Hill gave the example of a student who approached him after one of his presentations. The student said that he drank and smoked marijuana since he was a freshman, but had not developed an addiction and does not make bad decisions. Hill invited him to think about the example he sets to his teammates, classmates and younger siblings who may look up to him, be influenced by his decisions and develop an addiction.

Hill’s story was one that “everyone has experienced some part of, even if just the aspirational part of wanting to be one of the ‘cool kids,’” said Jeanne Mulry, program director of the Coalition for Youth.
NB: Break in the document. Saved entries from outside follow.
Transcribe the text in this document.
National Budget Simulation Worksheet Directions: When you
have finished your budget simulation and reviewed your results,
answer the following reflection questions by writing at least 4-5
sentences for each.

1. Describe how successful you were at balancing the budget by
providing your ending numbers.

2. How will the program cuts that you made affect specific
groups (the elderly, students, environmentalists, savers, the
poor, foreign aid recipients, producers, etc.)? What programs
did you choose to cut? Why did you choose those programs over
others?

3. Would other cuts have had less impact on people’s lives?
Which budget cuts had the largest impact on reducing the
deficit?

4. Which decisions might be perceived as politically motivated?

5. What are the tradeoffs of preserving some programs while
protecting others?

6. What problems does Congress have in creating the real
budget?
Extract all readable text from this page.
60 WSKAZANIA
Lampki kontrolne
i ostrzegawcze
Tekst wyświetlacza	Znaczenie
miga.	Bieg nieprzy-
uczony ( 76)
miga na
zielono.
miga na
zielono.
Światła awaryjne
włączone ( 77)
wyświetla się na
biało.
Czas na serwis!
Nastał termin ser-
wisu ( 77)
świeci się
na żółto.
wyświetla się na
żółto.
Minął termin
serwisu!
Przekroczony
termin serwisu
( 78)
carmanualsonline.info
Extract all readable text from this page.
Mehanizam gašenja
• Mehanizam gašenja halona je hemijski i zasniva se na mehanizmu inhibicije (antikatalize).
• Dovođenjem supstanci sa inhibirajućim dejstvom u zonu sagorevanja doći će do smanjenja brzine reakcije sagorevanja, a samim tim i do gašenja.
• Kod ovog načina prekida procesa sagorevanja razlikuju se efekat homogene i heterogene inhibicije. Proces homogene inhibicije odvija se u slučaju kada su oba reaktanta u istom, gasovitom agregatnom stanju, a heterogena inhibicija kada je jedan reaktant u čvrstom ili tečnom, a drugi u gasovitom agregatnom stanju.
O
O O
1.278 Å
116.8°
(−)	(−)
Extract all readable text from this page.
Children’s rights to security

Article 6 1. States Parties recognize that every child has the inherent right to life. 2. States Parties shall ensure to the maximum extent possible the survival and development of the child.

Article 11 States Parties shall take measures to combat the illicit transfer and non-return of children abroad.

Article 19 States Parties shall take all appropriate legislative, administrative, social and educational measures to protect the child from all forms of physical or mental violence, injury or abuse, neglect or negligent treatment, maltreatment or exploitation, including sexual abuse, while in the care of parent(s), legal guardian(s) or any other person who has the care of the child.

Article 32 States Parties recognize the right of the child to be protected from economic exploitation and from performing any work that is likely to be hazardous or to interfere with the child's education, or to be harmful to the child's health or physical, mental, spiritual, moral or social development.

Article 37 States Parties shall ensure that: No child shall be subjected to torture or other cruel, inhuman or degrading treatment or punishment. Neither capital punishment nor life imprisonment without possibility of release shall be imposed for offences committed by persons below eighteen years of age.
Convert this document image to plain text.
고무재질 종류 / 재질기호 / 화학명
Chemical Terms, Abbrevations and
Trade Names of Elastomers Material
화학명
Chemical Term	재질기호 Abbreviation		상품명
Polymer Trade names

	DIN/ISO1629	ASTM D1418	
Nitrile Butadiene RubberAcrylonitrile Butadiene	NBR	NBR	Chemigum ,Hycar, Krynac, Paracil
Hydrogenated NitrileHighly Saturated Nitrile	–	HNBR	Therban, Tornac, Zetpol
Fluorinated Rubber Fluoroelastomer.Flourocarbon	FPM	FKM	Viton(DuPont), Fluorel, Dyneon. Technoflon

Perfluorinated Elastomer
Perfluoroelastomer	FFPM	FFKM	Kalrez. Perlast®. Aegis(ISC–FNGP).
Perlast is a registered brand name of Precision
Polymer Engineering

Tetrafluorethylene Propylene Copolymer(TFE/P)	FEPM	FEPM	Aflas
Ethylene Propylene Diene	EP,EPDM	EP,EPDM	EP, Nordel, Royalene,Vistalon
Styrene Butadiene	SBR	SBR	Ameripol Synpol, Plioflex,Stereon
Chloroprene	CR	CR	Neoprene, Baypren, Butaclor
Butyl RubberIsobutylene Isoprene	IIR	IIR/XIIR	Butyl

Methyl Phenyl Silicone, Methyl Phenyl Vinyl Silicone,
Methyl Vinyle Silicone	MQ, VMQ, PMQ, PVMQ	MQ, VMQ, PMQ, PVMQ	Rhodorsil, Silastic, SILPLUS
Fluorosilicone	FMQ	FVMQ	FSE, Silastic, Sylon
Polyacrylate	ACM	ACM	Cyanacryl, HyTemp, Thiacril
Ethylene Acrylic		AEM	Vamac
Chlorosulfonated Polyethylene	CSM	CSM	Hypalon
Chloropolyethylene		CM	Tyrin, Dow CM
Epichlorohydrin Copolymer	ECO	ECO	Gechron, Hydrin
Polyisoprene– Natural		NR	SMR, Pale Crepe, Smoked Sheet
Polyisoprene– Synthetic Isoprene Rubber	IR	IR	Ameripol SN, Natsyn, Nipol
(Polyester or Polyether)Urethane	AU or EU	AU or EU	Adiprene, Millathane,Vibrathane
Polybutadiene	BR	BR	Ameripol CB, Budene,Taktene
His story was also one that the coalition and youth council have heard before from other speakers — he began by drinking alcohol and smoking pot and thought it was OK, but he quickly spiraled into a narcotic drug addiction.

Hill was suspended and eventually kicked off his high school sports teams due to his drug use. Sports meant everything to him, and he used drugs even more until he had run-ins with the police. He had many attempts at treatment and, after hitting rock bottom, had his last drink and drug on Sept. 29, 2012. He spent a year at a treatment program in New Haven, Conn. and has been sober ever since.

“I watch people miss out on great opportunities every single day out of fear — fear of rejection, fear of failure,” Hill said. “If there is something you want to do, go out there and do it. Go out there and take those healthy risks. Just don’t take those risks that can cost your life.”

Hill opened the floor to questions from the community. There were many heartfelt comments and insightful questions. Connolly stood up to inform the audience that the Youth Council is there as a community resource and to give students productive activities to be a part of.

“I’d rather do service or fun events,” said South Side student Danielle O’Sullivan, 16, the RVC Youth Council co-president. “I like the idea of these healthy alternatives.”